I Tasted the Future of Food…and It’s Bugs

I Tasted the Future of Food…and It’s Bugs


Last weekend, the Food Loves Tech expo featured dozens of companies using technology and future-forward concepts such as sustainability to create really innovative food products and services. One of the big pushes at the expo was the idea of insects as food.

Bugs were in fact, big at the event.

My first ever intentional consumption of insects was at the booth of Home Grown Cricket Farm. The company makes a do-it-yourself cricket farm kit that is targeted to urban farmers. The idea is to give individuals a way to grow their own protein at home.

A plate of dried crickets was at the center of the booth. The insects were fully intact–legs and antennae attached.

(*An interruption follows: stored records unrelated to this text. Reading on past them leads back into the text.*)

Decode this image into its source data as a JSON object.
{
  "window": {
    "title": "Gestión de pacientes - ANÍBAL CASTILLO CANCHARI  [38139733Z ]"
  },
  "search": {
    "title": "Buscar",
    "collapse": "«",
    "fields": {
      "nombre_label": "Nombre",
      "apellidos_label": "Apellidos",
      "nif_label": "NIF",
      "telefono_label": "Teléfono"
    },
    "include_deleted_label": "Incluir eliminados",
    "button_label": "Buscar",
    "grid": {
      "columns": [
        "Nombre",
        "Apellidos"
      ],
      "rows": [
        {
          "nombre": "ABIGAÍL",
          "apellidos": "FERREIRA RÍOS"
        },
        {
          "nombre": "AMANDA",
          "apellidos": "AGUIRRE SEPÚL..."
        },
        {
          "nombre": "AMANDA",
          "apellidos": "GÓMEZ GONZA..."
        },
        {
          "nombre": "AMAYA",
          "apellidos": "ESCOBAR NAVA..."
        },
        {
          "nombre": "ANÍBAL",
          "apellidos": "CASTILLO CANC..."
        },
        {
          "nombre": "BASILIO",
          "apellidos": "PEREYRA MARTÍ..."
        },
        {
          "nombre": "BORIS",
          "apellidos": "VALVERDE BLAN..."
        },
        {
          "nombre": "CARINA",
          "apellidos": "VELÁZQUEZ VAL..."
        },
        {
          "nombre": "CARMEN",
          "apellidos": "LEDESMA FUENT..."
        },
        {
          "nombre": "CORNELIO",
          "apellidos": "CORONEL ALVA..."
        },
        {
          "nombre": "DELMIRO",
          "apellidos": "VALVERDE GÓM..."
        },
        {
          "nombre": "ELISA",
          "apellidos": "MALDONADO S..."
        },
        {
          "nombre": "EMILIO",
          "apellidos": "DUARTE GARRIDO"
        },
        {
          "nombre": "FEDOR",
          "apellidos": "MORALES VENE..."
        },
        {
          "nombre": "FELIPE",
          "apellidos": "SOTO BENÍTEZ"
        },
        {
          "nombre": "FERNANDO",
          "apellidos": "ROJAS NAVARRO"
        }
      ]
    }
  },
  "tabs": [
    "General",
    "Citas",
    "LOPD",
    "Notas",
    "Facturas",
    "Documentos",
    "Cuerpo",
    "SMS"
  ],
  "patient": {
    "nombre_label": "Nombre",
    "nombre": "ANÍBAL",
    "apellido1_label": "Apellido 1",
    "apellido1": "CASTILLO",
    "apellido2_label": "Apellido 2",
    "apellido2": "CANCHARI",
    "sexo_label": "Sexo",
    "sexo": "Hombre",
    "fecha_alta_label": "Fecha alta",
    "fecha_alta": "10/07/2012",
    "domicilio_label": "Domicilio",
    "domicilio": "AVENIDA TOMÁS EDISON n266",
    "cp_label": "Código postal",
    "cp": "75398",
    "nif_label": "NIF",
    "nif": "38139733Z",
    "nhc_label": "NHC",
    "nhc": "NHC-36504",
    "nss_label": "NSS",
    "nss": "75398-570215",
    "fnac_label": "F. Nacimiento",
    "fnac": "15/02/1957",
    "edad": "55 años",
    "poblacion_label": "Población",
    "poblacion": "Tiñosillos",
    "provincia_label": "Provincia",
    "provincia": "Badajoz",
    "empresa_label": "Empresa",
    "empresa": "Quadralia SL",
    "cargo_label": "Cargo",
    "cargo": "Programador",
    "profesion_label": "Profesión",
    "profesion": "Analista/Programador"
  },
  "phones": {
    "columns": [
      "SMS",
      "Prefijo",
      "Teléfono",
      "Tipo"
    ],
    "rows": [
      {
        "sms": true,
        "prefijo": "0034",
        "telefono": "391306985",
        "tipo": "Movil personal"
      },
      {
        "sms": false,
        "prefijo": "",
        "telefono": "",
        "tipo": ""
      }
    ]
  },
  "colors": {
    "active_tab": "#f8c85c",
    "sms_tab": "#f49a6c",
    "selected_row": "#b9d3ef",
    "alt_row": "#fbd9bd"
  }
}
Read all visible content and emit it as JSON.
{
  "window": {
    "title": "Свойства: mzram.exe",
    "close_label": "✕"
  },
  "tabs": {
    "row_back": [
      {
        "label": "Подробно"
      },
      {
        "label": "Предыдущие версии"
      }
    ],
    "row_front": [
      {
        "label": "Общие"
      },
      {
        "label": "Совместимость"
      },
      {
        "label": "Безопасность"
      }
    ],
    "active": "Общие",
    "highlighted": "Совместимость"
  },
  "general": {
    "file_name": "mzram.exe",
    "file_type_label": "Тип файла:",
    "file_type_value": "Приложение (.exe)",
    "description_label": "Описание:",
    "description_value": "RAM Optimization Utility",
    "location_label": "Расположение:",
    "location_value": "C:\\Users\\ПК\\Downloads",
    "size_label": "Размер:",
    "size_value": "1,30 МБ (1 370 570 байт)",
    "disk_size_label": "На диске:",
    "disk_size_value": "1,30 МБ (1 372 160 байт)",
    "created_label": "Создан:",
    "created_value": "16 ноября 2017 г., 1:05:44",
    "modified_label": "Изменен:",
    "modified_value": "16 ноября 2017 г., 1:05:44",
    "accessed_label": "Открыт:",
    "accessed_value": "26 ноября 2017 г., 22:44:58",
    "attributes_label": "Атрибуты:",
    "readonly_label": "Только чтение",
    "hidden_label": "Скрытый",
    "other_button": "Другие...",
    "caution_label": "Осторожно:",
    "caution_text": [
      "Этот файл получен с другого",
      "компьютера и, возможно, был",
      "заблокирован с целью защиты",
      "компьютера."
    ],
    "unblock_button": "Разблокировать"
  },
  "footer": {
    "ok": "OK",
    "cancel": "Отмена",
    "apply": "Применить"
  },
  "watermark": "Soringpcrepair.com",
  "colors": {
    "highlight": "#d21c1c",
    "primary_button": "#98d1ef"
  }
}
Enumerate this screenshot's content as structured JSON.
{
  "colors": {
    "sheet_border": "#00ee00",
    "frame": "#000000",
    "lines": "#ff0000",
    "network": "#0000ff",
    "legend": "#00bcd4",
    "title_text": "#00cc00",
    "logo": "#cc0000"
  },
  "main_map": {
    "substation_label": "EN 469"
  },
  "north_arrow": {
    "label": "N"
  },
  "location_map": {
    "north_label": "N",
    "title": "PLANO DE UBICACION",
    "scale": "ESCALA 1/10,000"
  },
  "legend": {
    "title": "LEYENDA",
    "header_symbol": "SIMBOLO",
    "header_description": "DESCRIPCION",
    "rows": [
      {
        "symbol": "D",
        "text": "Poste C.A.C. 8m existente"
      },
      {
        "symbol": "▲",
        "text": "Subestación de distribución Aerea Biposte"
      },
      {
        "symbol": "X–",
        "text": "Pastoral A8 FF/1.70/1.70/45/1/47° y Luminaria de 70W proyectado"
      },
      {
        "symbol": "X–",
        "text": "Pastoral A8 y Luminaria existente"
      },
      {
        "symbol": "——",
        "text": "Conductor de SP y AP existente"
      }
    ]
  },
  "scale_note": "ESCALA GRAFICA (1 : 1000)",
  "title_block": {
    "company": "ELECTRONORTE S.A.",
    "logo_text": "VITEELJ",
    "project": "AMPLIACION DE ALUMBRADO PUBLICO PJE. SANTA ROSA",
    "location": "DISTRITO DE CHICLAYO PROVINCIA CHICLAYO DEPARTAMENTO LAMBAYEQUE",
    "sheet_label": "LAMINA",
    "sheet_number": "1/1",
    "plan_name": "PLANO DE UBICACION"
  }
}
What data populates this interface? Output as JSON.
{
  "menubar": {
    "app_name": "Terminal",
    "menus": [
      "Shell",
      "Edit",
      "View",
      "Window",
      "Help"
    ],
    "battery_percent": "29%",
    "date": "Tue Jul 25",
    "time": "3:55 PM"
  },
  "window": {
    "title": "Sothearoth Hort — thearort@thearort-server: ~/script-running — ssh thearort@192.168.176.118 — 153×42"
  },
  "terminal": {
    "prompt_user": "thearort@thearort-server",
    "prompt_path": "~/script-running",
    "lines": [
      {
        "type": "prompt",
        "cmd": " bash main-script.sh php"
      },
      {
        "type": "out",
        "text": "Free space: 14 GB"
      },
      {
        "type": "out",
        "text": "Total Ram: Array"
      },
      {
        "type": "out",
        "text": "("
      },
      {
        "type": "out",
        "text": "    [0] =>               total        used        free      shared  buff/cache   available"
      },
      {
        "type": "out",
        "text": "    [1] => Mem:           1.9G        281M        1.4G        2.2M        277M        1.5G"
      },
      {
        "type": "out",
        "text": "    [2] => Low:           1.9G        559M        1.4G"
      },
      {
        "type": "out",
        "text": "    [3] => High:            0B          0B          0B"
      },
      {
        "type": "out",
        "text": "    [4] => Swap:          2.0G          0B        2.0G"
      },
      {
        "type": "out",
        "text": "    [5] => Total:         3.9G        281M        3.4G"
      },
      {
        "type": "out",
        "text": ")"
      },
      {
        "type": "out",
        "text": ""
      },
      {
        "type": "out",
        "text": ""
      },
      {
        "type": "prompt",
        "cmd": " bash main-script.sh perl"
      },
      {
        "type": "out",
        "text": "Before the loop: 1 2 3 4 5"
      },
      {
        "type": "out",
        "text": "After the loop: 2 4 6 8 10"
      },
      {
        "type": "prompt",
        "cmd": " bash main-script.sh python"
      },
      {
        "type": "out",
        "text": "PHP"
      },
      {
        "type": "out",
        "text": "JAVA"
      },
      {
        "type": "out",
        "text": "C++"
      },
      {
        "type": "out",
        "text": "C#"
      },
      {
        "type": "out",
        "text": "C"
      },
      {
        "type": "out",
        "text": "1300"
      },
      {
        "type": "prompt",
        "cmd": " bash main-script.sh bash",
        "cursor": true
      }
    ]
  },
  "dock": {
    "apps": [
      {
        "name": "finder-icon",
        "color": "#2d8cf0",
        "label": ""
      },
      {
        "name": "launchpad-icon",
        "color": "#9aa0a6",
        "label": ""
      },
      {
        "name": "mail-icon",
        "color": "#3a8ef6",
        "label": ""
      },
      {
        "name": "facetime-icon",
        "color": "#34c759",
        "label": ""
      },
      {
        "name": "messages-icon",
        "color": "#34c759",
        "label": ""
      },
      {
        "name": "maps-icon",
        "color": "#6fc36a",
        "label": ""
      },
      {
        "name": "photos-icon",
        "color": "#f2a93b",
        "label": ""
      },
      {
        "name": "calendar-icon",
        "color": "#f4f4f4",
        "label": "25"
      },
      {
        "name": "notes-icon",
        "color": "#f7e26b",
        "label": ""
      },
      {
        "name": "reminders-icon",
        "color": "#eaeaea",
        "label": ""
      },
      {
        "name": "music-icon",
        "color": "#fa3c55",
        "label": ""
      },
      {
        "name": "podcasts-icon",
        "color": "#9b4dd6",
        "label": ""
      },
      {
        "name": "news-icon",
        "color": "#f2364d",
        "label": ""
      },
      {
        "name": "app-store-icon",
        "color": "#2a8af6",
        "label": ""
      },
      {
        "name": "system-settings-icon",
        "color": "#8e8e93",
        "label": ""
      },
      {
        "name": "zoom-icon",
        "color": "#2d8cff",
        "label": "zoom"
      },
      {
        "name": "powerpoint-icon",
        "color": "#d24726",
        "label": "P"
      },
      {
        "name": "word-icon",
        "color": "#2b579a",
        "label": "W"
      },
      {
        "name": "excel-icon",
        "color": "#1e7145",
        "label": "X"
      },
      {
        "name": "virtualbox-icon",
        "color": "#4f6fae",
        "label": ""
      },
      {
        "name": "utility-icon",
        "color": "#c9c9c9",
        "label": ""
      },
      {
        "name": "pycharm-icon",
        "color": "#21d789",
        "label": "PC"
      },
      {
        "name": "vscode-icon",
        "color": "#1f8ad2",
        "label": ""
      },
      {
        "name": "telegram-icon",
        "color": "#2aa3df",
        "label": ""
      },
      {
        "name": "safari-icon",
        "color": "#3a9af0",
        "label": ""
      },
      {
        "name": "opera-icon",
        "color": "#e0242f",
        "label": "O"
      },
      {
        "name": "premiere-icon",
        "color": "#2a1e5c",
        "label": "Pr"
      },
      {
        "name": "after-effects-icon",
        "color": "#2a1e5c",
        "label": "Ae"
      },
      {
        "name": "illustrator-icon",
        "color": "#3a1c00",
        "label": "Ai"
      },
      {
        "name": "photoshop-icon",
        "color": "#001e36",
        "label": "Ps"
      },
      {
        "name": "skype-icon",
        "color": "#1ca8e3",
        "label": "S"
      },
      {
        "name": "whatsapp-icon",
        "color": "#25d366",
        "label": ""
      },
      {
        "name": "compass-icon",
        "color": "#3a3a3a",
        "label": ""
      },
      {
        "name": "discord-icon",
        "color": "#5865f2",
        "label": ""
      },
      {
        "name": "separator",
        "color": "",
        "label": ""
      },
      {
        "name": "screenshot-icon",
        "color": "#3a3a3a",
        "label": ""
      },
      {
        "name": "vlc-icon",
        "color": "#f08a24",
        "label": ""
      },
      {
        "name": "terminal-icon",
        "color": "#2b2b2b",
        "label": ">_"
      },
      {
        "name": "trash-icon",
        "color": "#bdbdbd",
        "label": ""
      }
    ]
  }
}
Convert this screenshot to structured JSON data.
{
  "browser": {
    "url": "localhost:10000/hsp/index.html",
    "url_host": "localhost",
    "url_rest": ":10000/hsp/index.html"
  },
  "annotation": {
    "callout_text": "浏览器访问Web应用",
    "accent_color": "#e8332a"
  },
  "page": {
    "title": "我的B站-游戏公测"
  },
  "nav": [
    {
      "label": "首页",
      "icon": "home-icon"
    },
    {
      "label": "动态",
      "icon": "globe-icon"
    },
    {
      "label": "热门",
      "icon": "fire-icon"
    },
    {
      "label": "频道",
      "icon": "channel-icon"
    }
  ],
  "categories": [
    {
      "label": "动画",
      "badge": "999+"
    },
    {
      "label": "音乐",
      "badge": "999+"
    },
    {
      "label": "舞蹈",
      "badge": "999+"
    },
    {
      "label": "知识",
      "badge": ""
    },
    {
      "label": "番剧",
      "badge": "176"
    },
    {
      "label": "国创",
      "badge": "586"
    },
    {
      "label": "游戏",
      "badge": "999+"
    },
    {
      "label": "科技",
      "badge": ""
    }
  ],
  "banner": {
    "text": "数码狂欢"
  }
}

I grabbed a couple and just popped them into my mouth. Crunchy and lightly salted, they had a slight nutty flavor–somewhere between a rice cracker and popcorn. However, I didn’t like the fact that the legs and antennae got stuck between my teeth.

Next, I moved to an exhibit booth occupied by One Hop Kitchen. The Canadian-based startup is on a mission to promote insects as sources of protein by making pasta sauces. The company offers a bolognese sauce made from crickets and the other from mealworms–fat, meaty beetle larva.

Co-founder Eli Cadesky offered me samplings of the two insect-based sauces, versus a plain, store-bought tomato sauce.

Ground insect “meat”:

The cricket bolognese was my favorite, actually. It had a flavor reminiscent of pine nuts added to tomato sauce and was tastier than the store-bought.

The mealworm sauce tasted a lot like sauce made with ground beef. I’ve been a vegetarian for over two decades and it actually tasted a little too much like red meat for my taste, which for carnivores is probably a good thing.

With virtually no fat, high nutrition, lots of protein, and no significant impact on the environment, insects are seriously being promoted as the future of food.